Take a moment to think about the US Constitution. What’s the first thing that comes to mind? Freedom of speech? Protection from illegal searches? The right to keep and bear arms? These passages are cited so often that we can hardly imagine the document without them, but that’s exactly what the writers of the Constitution did. The list of individual freedoms known as the Bill of Rights was not in the original text and wasn’t added for another three years. So does this mean the founders didn’t consider them?
The answer goes back to the very origins of the Constitution itself. Even prior to the first shots of the American Revolution, the Thirteen Colonies worked together through a provisional government called the Continental Congress. During the war in 1781, the Articles of Confederation were ratified as the first truly national government. But establishing a new nation would prove easier than running it. Congress had no power to make the states comply with their laws. When the national government proved unable to raise funds, enforce foreign treaties, or suppress rebellions, it was clear reform was needed.
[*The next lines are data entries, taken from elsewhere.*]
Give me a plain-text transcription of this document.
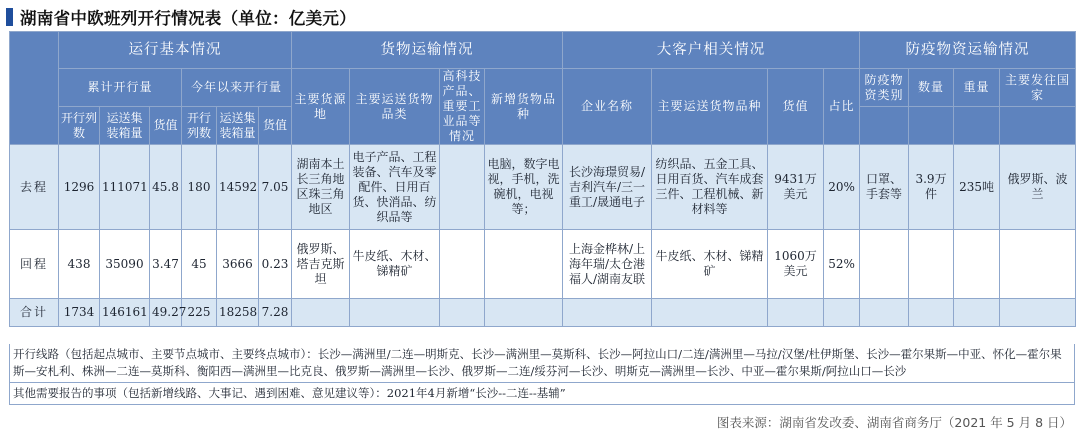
湖南省中欧班列开行情况表（单位：亿美元）
	运行基本情况						货物运输情况				大客户相关情况				防疫物资运输情况			
	累计开行量			今年以来开行量			主要货源地	主要运送货物品类	高科技产品、重要工业品等情况	新增货物品种	企业名称	主要运送货物品种	货值	占比	防疫物资类别	数量	重量	主要发往国家
	开行列数	运送集装箱量	货值	开行列数	运送集装箱量	货值												
去程	1296	111071	45.8	180	14592	7.05	湖南本土长三角地区珠三角地区	电子产品、工程装备、汽车及零配件、日用百货、快消品、纺织品等		电脑，数字电视，手机，洗碗机，电视等；	长沙海璟贸易/吉利汽车/三一重工/晟通电子	纺织品、五金工具、日用百货、汽车成套三件、工程机械、新材料等	9431万美元	20%	口罩、手套等	3.9万件	235吨	俄罗斯、波兰
回程	438	35090	3.47	45	3666	0.23	俄罗斯、塔吉克斯坦	牛皮纸、木材、锑精矿			上海金桦林/上海年瑞/太仓港福人/湖南友联	牛皮纸、木材、锑精矿	1060万美元	52%				
合计	1734	146161	49.27	225	18258	7.28												
开行线路（包括起点城市、主要节点城市、主要终点城市）：长沙—满洲里/二连—明斯克、长沙—满洲里—莫斯科、长沙—阿拉山口/二连/满洲里—马拉/汉堡/杜伊斯堡、长沙—霍尔果斯—中亚、怀化—霍尔果斯—安札利、株洲—二连—莫斯科、衡阳西—满洲里—比克良、俄罗斯—满洲里—长沙、俄罗斯—二连/绥芬河—长沙、明斯克—满洲里—长沙、中亚—霍尔果斯/阿拉山口—长沙
其他需要报告的事项（包括新增线路、大事记、遇到困难、意见建议等）：2021年4月新增“长沙--二连--基辅”
图表来源：湖南省发改委、湖南省商务厅（2021 年 5 月 8 日）
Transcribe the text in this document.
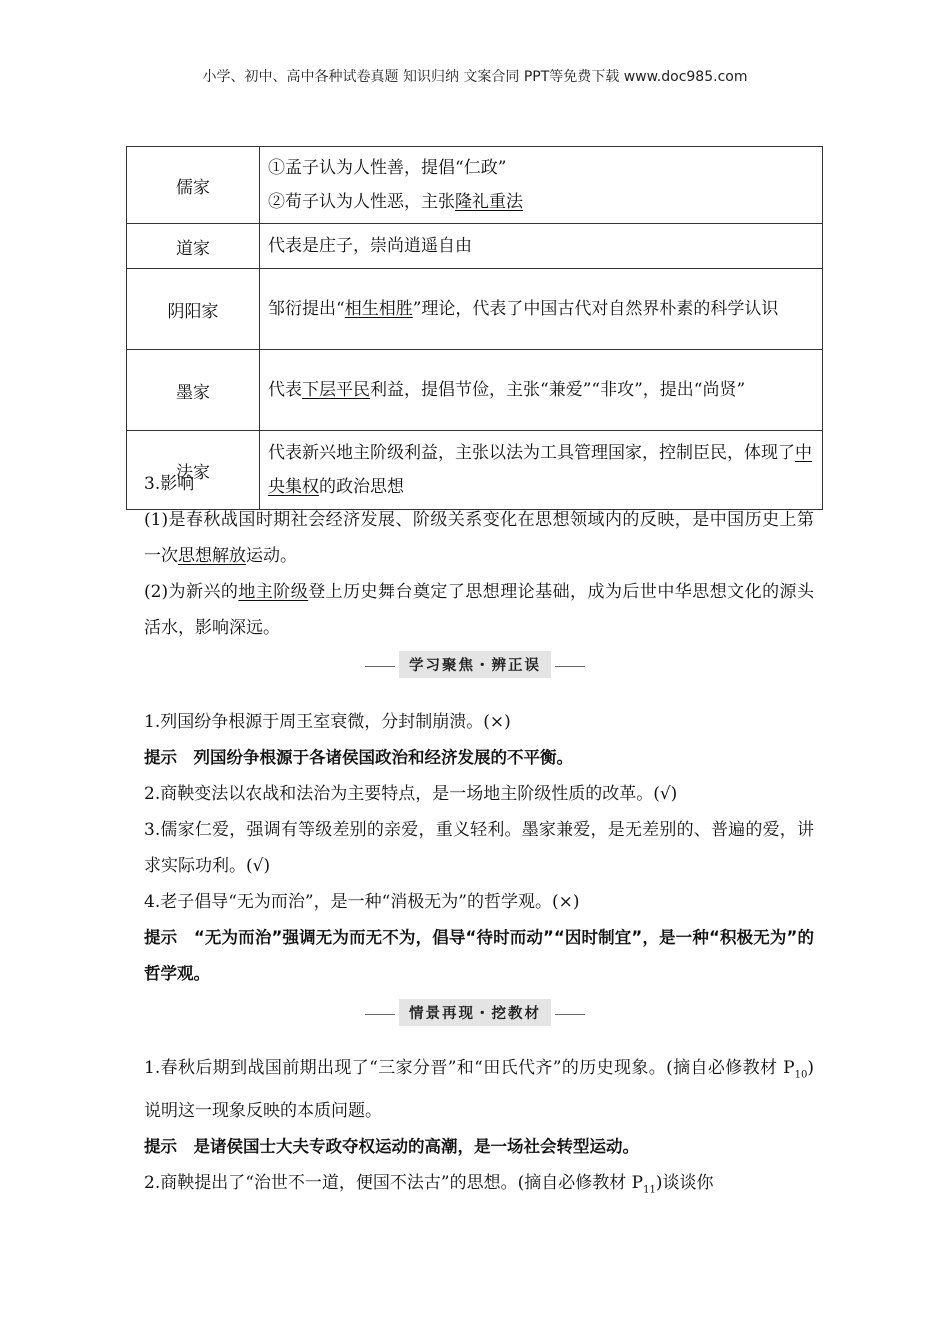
小学、初中、高中各种试卷真题 知识归纳 文案合同 PPT等免费下载 www.doc985.com
儒家	①孟子认为人性善，提倡“仁政”
②荀子认为人性恶，主张隆礼重法

道家	代表是庄子，崇尚逍遥自由
阴阳家	邹衍提出“相生相胜”理论，代表了中国古代对自然界朴素的科学认识
墨家	代表下层平民利益，提倡节俭，主张“兼爱”“非攻”，提出“尚贤”
法家	代表新兴地主阶级利益，主张以法为工具管理国家，控制臣民，体现了中央集权的政治思想

3.影响

(1)是春秋战国时期社会经济发展、阶级关系变化在思想领域内的反映，是中国历史上第一次思想解放运动。

(2)为新兴的地主阶级登上历史舞台奠定了思想理论基础，成为后世中华思想文化的源头活水，影响深远。

学习聚焦・辨正误

1.列国纷争根源于周王室衰微，分封制崩溃。(×)

提示　列国纷争根源于各诸侯国政治和经济发展的不平衡。

2.商鞅变法以农战和法治为主要特点，是一场地主阶级性质的改革。(√)

3.儒家仁爱，强调有等级差别的亲爱，重义轻利。墨家兼爱，是无差别的、普遍的爱，讲求实际功利。(√)

4.老子倡导“无为而治”，是一种“消极无为”的哲学观。(×)

提示　“无为而治”强调无为而无不为，倡导“待时而动”“因时制宜”，是一种“积极无为”的哲学观。

情景再现・挖教材

1.春秋后期到战国前期出现了“三家分晋”和“田氏代齐”的历史现象。(摘自必修教材 $P_{10}$)说明这一现象反映的本质问题。

提示　是诸侯国士大夫专政夺权运动的高潮，是一场社会转型运动。

2.商鞅提出了“治世不一道，便国不法古”的思想。(摘自必修教材 $P_{11}$)谈谈你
So in May 1787, all the states but Rhode Island sent delegates to Philidelphia for a constitutional convention. A majority of these delegates favored introducing a new national constitution to create a stronger federal government. Thanks to compromises on issues like state representation, taxation power, and how to elect the president, their proposal gradually gained support. But the final text drafted in September still had to be approved by conventions held in the states. So over the next few months, ratification would be debated across the young nation. Among those who championed the new document were leading statesmen Alexander Hamilton, James Madison, and John Jay.
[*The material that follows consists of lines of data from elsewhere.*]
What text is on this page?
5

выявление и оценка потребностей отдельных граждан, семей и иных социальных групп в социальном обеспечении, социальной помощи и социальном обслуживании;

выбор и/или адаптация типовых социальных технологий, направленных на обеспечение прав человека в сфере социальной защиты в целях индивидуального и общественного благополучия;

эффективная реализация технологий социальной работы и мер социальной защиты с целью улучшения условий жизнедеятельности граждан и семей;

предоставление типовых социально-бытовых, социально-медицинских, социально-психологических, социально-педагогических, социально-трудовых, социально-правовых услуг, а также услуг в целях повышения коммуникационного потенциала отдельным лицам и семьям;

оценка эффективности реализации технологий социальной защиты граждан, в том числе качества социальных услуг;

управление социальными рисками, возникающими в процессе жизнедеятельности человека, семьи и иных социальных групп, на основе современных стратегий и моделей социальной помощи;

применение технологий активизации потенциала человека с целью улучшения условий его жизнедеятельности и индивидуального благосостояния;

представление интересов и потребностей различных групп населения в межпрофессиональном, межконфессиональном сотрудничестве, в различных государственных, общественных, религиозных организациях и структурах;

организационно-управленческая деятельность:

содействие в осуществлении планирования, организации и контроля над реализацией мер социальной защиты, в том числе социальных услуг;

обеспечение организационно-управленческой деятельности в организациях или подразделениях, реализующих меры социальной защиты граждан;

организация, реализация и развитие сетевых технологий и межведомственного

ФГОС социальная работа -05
Together, they laid out eloquent philosophical arguments for their positions in a series of 85 essays now known as the Federalist Papers. But others felt the Constitution was overreaching and that more centralized authority would return the states to the sort of tyranny they had just escaped. These Anti-Federalists were especially worried by the text’s apparent lack of protections for individual liberties. As the conventions proceeded, many of these critics shifted from opposing the Constitution entirely to insisting on adding an explicit declaration of rights. So what was the Federalists problem with this idea? While their opponents accused them of despotism, wanting to maintain absolute power in the central government, their real motives were mostly practical.
Changing the constitution when it had already been ratified by some states could complicate the entire process. More importantly, Madison felt that people’s rights were already guaranteed through the democratic process, while adding extra provisions risked misinterpretation. And some feared that creating an explicit list of things the government can’t do would imply that it can do everything else.
After the first five states ratified the Constitution quickly, the debate grew more intense. Massachusetts and several other states would only ratify if they could propose their own amendments for consideration. Leading Federalists recognized the need to compromise and promised to give them due regard. Once ratification by nine states finally brought the Constitution into legal force, they made good on their promise.
During a meeting of the first United States Congress, representative James Madison stood on the House floor to propose the very amendments he had previously believed to be unnecessary. After much debate and revision, first in the Congress, and then in the states, ten amendments were ratified on December 15, 1791, over three years after the US Constitution had become law. Today, every sentence, word, and punctuation mark in the Bill of RIghts is still considered fundamental to the freedoms Americans enjoy, even though the original framers left them out.